Si è da poco conclusa la 33sima edizione della Dakar (1-15 Gennaio), la quarta in Sudamerica, con la vittoria dei francesi Despres tra le moto e Peterhansel tra le auto. E’ stata un’edizione all’insegna di polemiche, emozioni, e purtroppo anche quest’anno di morti e feriti. Eh sì che le premesse erano buone, con un clima eccitato e ricco di attese, e la partenza a Mar del Plata (400 km a sud di Buenos Aires) all’alba del primo Gennaio condita da migliaia di spettatori in attesa sulle spiagge, dopo aver festeggiato tutta la notte per il nuovo anno. Alla partenza una ricca pattuglia di 447 equipaggi di 50 diverse nazionalità, tra auto, moto, camion e quad. Ventotto gli equipaggi italiani, per un totale di 45 persone, con in evidenza l’ex Formula Uno Alex Caffi e l’ex iridato di rally Miki Biasion; e anche una donna a farsi onore tra tanti maschietti, la brava Eleonora Dal Prà. Tutti determinati nel portare a termine gli oltre 8.300 km del percorso dall’Argentina al Perù.

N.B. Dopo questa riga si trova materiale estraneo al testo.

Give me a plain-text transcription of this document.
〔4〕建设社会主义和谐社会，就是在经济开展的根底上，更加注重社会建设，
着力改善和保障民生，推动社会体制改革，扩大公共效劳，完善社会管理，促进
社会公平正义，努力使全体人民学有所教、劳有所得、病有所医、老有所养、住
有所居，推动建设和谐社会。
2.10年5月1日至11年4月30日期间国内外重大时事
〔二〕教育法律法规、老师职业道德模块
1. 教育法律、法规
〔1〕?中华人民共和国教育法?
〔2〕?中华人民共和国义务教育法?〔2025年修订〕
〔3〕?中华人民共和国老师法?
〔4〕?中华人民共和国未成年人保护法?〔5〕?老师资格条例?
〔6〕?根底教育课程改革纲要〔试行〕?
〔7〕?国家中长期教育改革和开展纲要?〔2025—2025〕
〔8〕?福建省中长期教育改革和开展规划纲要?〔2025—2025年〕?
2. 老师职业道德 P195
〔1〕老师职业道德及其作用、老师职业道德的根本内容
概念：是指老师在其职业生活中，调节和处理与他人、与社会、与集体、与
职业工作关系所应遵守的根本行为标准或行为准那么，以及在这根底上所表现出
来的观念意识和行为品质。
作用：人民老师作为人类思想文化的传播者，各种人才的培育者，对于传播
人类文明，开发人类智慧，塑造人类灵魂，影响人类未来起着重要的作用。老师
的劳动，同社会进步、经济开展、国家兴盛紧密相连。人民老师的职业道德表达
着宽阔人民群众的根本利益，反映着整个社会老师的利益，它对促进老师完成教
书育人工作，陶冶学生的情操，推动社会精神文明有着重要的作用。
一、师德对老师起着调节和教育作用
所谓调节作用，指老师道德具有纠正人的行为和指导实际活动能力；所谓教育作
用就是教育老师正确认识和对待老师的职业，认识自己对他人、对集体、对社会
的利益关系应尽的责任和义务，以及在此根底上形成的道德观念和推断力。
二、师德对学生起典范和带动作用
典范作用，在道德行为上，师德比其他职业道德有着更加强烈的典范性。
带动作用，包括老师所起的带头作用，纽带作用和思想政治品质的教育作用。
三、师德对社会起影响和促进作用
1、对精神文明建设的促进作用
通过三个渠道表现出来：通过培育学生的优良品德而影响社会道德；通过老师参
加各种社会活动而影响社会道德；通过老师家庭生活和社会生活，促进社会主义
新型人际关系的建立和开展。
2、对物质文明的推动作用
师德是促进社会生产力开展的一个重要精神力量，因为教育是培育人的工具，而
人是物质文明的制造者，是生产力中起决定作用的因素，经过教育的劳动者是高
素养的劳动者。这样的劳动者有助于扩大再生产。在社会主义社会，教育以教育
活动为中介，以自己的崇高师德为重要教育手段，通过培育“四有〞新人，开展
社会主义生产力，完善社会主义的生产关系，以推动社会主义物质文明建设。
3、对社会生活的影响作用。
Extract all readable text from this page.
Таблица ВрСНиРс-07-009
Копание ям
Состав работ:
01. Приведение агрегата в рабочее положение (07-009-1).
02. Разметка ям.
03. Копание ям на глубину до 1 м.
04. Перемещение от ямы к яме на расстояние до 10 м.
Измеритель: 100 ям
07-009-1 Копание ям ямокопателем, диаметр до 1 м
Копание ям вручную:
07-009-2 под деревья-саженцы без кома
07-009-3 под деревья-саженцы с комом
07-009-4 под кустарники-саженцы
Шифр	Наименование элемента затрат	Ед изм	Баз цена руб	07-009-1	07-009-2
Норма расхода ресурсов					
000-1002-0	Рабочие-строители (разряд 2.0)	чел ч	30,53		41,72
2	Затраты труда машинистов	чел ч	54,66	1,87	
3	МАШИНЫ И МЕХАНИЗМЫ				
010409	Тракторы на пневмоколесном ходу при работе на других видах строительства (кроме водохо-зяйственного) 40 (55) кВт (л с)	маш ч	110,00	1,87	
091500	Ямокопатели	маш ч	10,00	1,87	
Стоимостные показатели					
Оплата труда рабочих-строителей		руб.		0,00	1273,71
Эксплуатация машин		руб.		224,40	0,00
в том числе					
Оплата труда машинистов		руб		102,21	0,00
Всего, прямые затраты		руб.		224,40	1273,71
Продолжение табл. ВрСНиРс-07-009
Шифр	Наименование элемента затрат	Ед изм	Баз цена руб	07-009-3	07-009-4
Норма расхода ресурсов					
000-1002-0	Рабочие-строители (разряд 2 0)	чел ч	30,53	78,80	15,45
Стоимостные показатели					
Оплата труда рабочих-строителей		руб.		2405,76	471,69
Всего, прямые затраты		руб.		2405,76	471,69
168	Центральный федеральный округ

Ma già nei primissimi giorni purtroppo c’è scappato il morto, anzi più di uno, oltre a svariati feriti. Il primo a lasciarci le penne è stato il motociclista argentino Jorge Martinez Boero, 38 anni, in seguito ad una caduta durante la prima tappa, “a causa della quale, il pilota ha avuto un arresto cardiaco” – riporta una nota (fonte: “gazzetta.it”). Pare che Boero si fosse addirittura venduto la casa, pur di finanziarsi la partecipazione al raid. La sfortuna si è poi accanita sulla Dakar anche durante la seconda tappa, quando un velivolo da turismo si è schiantato a terra per un guasto meccanico: l’aereo ospitava padre e figlio, rispettivamente di 37 e 12 anni, grandi appassionati dei motori e spettatori della gara. Ed ancora ne hanno fatto le spese una mucca ed un cavallo, morti sul colpo, dopo essere stati investiti rispettivamente dal motociclista francese Bruno Da Costa e dal centauro argentino Mariano Lorenzetti, anch’essi rimasti feriti. Cose che accadono giusto alla Dakar.
Diversi altri gli incidenti, seppur non mortali, e tanti i piloti ritiratisi, nell’ordine di svariate decine (solo in 249 sono giunti al traguardo), a causa sia della stanchezza, che del cedimento dei mezzi. Columbia River Knife & Tool was founded by Rod Bremer, and Paul Gillespi. viagra samples in canada viagra 100mg mastercard look at here In today’s job market very little separates the volunteer from the paid employee. order cialis It improves sensation in the genitals by increasing blood flow. Maintain some distances- Sometimes distances viagra pills canada are for betterment of the relationship, but not emotional distances. Gran nemico il caldo, sin dai primi giorni oltre i quaranta gradi centigradi (ricordiamo che in Sudamerica siamo in estate, Ndr), che ha portato a svariati casi di ipertermia. Ma anche il freddo delle lunghe notti al bivacco, con sbalzi termici tremendi. E poi un percorso durissimo, con tante dune, strade sabbiose e ben poco asfalto. Quattordici tappe durissime, coi piloti completamente tagliati fuori dal mondo. Ma questa è anche la parte affascinante del raid. Non a caso, il centauro Jordi Viladoms al termine della dodicesima tappa ha raccontato: “Mi è piaciuta moltissimo la notte al bivacco marathon. Eravamo solo noi piloti, è stato un bel momento per stare insieme” (fonte: “motoblog.it”). E non a caso l’ex endurista Alessandro Botturi, dopo esser giunto ottavo al traguardo finale di Lima, ha dichiarato ai microfoni “mediaset”: “E’ stata dura, ma questa gara mi ha fatto crescere. Nel 2013 tornerò ancora più forte”.
Il bello della Dakar è proprio questo, arrivare fino alla fine nonostante tutto, e battagliare coi rivali. Non esiste al mondo un’altra competizione come questa.